It was known that the Patent Trial and Appeal Board (“PTAB”) rarely grants a patent owner’s motion to amend claims during inter partes review (IPR) proceedings, and there is no exception in an IPR proceeding involving Veritas Technologies LLC and Veeam Software Corporation (No. IPR2014-00090). In view of the PTAB’s recent denial, Veritas appealed to the Federal Circuit. On August 30, 2016, the Federal Circuit issued its opinion in Veritas Technologies LLC v. Veeam Software Corporation, 120 USPQ2d 1046 (Fed. Cir. 2016) finding the PTAB’s denial of Verita’s motion to amend was “arbitrary and capricious” and vacated the PTAB’s decision. Id. at 1048.
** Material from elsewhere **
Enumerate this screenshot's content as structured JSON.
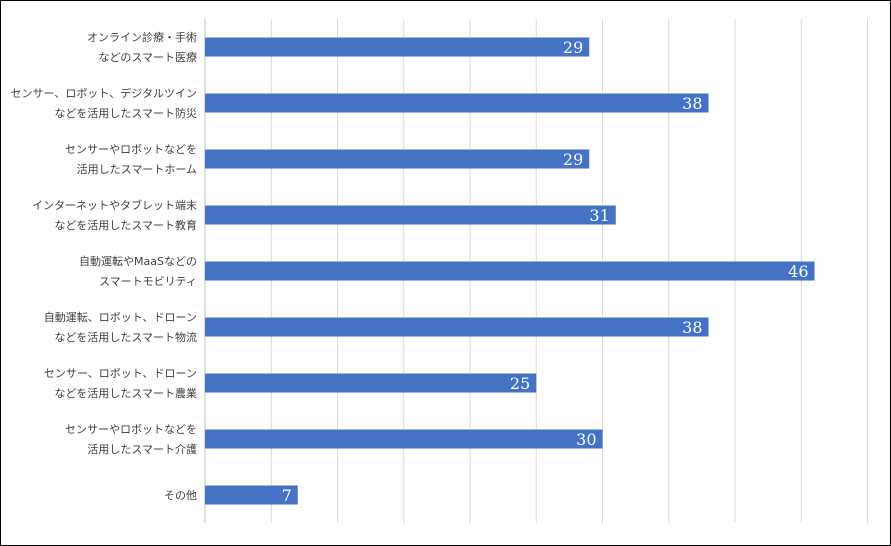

The patent at issue is owned by Veritas and is directed to systems and methods for prioritizing the restoration of computer data sought by an active application during a restoration process. After institution of the IPR proceeding, Veritas filed a conditional motion to amend, seeking to add new, substitute claims 26 and 27, if the Board ultimately concluded that the challenged existing claims are unpatentable. Substitute claims 26 and 27 attempted to state more expressly the file-level restoration limitation that Veritas was urging as the proper construction of the existing claims.

The PTAB denied the motion to amend solely on the ground that Veritas did not discuss “whether each newly added feature was separately known in the prior art,” but instead only discussed “the newly added feature in combination with other known features.” The Federal Circuit disagreed with the PTAB’s rationale for denying entry of the conditional amendments finding that that Veritas sufficiently addressed the patentability of the combination of the newly added features with other known features. Regarding the PTAB’s reasoning based on Veritas’ failure to discuss whether each newly added feature was separately known in the prior art, the Federal Circuit did “not see how the Board could reasonably demand more from Veritas in this case” and stated “we have been shown no reason to doubt that it is only the combination that was the ‘new feature,’ a scenario recognized in a long line of Supreme Court and Federal Circuit cases noting that novel and nonobvious inventions often are only a combination of known individual features. In this case, we fail to see how describing the combination is meaningfully different from describing what is new about the proposed claims, even in comparison to the unamended claim.” Id. at 1053.

Therefore, the Court concluded that the PTAB’s denial of the motion merely because of the patent owner’s failure to discuss each separate feature of the claim was erroneous. The Court also stated that the Board rationale on denial of the motion to amend was in error regardless of how the en banc proceeding in In re Aqua Products, Inc. turns out.